Once Ohio's leading gas producer, the Oklahoma City-based Gulfport decided a backlog of drilled but uncompleted wells and calls for cash for new wells closer to home in Oklahoma's SCOOP play warranted a halt to Ohio activity. "When you have 55 [drilled but uncompleted wells] in inventory, to continue to drill and add to that inventory for us in this quarter just really didn't make sense," COO Donnie Moore said on Gulfport's third-quarter 2018 earnings conference call. "In the Utica, you're probably looking at starting a rig early sometime next year, one to two rigs."
Gulfport also filed for nine new wells in the first week of 2019, split between Harrison and dry-gas-heavy Belmont County, according to Ohio Department of Natural Resources.
The state's new top gas producer, the privately held Ascent Resources, also based in Oklahoma City, pulled the most permits by far of any producer in December 2018, with 18. Ascent, with a C-suite stocked with executives who pioneered the Utica play while at Chesapeake Energy Corp., split those permits between three counties: dry gas Belmont and Jefferson counties and Guernsey County in the wet gas window.
Producers pulled 29% fewer permits in December 2018 than a year earlier, in line with a trend toward fewer permits all year.
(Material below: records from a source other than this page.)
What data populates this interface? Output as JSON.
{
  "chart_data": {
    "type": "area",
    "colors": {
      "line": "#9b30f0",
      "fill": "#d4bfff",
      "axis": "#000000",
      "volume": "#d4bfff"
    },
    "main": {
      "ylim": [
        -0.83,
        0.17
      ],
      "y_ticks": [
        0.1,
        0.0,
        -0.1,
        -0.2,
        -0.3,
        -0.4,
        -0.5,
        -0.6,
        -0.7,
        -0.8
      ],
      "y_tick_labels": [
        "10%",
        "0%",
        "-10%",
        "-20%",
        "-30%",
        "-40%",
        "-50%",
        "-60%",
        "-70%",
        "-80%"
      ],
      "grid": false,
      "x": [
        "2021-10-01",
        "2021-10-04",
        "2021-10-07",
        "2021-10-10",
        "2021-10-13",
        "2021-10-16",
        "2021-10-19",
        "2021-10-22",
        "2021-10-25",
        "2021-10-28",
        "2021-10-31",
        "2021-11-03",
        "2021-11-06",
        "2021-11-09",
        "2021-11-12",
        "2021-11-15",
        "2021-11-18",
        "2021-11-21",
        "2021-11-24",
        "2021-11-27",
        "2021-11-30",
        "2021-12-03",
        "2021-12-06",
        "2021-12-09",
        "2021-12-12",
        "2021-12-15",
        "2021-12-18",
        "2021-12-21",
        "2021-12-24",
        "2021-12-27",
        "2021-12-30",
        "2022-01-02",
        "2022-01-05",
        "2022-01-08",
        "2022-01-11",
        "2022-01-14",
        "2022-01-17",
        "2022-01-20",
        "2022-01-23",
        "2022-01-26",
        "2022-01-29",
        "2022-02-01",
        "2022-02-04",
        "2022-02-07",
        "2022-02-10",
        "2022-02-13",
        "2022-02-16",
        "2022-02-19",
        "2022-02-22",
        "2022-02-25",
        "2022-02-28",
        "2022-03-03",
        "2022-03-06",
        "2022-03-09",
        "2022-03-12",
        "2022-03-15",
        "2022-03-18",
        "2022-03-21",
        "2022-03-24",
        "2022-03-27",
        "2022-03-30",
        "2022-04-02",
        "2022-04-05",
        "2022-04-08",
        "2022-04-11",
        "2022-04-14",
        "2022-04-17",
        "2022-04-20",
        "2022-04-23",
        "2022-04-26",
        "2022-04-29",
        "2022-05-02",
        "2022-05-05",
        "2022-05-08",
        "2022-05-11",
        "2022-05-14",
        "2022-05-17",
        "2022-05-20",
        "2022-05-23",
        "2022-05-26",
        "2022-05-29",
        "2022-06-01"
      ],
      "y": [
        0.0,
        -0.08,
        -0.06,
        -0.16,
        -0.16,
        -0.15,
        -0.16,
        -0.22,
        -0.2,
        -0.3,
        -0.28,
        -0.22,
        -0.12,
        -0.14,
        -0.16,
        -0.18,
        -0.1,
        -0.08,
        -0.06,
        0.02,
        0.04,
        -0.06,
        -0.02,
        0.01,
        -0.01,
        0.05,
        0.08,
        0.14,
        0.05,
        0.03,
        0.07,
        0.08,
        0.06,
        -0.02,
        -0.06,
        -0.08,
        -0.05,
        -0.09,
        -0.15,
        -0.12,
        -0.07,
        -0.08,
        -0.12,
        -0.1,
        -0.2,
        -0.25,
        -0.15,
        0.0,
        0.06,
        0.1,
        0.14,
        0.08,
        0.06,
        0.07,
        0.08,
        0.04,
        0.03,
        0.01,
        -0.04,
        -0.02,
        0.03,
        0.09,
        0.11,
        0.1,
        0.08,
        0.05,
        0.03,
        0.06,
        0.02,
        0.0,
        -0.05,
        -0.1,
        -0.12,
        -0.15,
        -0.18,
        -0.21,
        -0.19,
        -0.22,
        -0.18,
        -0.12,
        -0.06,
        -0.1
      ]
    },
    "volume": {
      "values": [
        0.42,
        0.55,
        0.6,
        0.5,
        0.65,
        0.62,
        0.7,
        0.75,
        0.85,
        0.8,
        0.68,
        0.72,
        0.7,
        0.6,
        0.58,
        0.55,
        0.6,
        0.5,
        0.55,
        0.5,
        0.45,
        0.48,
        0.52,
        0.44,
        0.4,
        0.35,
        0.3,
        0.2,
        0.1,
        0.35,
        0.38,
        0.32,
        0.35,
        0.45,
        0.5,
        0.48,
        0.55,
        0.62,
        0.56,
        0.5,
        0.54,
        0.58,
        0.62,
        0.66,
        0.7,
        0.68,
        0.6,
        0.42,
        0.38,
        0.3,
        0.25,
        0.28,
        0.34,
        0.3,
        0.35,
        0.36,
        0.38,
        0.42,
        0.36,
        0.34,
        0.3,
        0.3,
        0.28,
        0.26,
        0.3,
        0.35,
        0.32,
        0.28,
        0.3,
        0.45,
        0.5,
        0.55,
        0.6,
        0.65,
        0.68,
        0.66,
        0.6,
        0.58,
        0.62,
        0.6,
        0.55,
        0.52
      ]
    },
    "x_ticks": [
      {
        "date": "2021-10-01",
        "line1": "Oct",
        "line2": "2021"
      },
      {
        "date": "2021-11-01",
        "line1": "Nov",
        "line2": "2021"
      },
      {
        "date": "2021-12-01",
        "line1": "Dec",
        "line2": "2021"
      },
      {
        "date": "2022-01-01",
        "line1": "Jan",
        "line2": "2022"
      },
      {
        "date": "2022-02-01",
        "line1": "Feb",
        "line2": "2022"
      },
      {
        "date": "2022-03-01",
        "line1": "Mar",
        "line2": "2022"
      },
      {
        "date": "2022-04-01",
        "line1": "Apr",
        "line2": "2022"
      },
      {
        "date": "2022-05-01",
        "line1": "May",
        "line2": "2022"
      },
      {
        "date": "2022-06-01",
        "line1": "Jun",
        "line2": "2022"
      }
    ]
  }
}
For the full year, Ohio drillers pulled 279 permits for new wells, 38% fewer than in 2017.
Fewer permits did not mean less gas production, as producers have become more efficient and drilling technology and tactics improve. Full-year 2018 figures will not be available until February at the earliest, but Ohio's 6.9 Bcf/d of dry gas production in the third quarter was 39% more than in the same quarter in 2017 despite fewer new wells, according to state data.